New research from Japan reveals that household food waste increases with age, with vegetables being the most discarded item, highlighting the need for age-specific strategies to reduce food waste.

Updated on: 4 November, 2024 2:42 PM IST By: KJ Staff
Representational Image showing problem of food waste (Source: Pexels)

Household food waste significantly contributes to both global food loss and greenhouse gas emissions, impacting not only food security but also the environment. Despite its importance, much remains unknown about the types of food wasted most frequently and the specific demographic groups responsible for it. Recent research by Japanese scientists provides new insights into the relationship between household food waste, food type, and demographic factors, shedding light on strategies to address this pressing issue in aging developed nations like Japan.

Food production is fundamental to human societies, yet it imposes a considerable environmental burden, consuming vast amounts of energy and resources. Shockingly, about a third of all food produced globally is never consumed, emphasizing the need to minimize waste as a step toward sustainability. In Japan alone, 2021 government estimates show that households generated an astounding 2.47 megatons of food waste, a substantial portion of which was edible, highlighting the scope for improvement in waste reduction.

To address this challenge, a research team led by Associate Professor Yosuke Shigetomi from Ritsumeikan University, Japan, in collaboration with scientists from Nagasaki, Kyushu, and Tokyo universities, investigated food waste patterns within Japanese households. Their study, published in Nature Communications on October 21, 2024, provides valuable insights into the types of food that contribute most to household waste, the demographics associated with higher waste levels, and the emissions tied to wasted food.

The researchers analyzed data from existing surveys, focusing on both edible and inedible portions of over 2,000 food products across various categories. They also examined socioeconomic and demographic data to understand how age and other factors influenced food waste patterns. One key finding was that food waste per person increases considerably with the age of the household head, with older households generating nearly twice the food waste compared to younger ones. Vegetables emerged as the most frequently wasted food type, followed by ready meals, fish, and seafood, which also have substantial greenhouse gas implications.

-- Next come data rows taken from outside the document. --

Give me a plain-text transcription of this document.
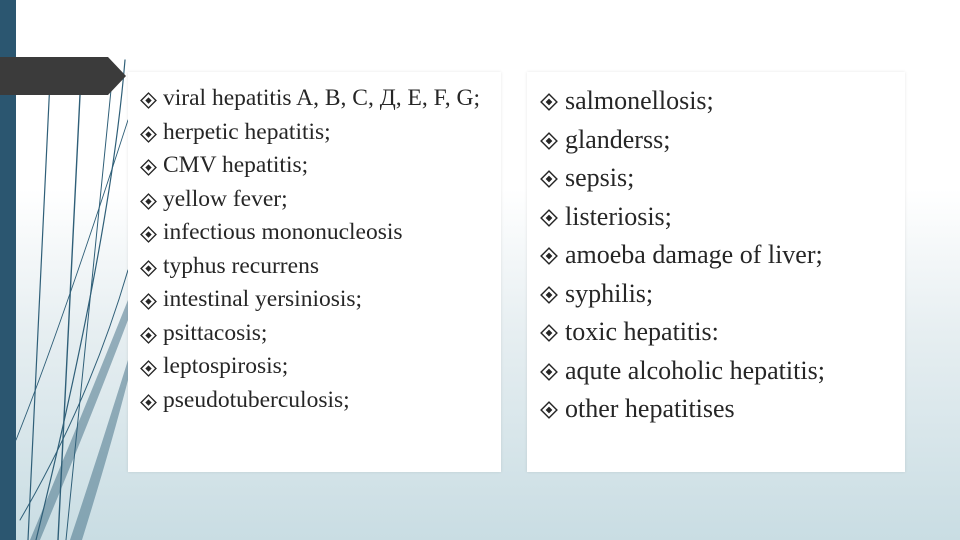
viral hepatitis A, B, C, Д, E, F, G;
herpetic hepatitis;
CMV hepatitis;
yellow fever;
infectious mononucleosis
typhus recurrens
intestinal yersiniosis;
psittacosis;
leptospirosis;
pseudotuberculosis;
salmonellosis;
glanderss;
sepsis;
listeriosis;
amoeba damage of liver;
syphilis;
toxic hepatitis:
aqute alcoholic hepatitis;
other hepatitises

Dr. Shigetomi emphasized the contribution of Asuka Ishigami, a former student from Nagasaki University, in collecting and analyzing fundamental data for the study. This collaborative effort allowed the team to detail how specific food categories impact waste and emissions differently. The researchers discovered that vegetables, while frequently wasted, also contribute notably to emissions when discarded. Ready meals and seafood, while less common in terms of volume, add considerably to greenhouse gas emissions.

The study’s results suggest that strategies for reducing household food waste should be tailored to specific age groups. Educational campaigns could help older generations understand how to better manage and minimize food waste, while broader awareness efforts could encourage all age groups to adopt sustainable consumption habits.

The findings underline the need for targeted policy interventions. For instance, focusing on reducing vegetable and meat waste can have dual benefits, as both contribute significantly to greenhouse gas emissions. Dietary trends, particularly the shift toward vegetarianism as a climate-conscious choice, may also need to be adapted to different age groups to foster lasting change, said Dr. Shigetomi added.

This study’s insights are expected to guide policies aimed at reducing food waste, especially in developed countries with aging populations. Through educational programs, improved food management practices, and targeted dietary recommendations, Japanese households—and potentially those in similar nations—can play a vital role in minimizing food waste and mitigating its environmental impact.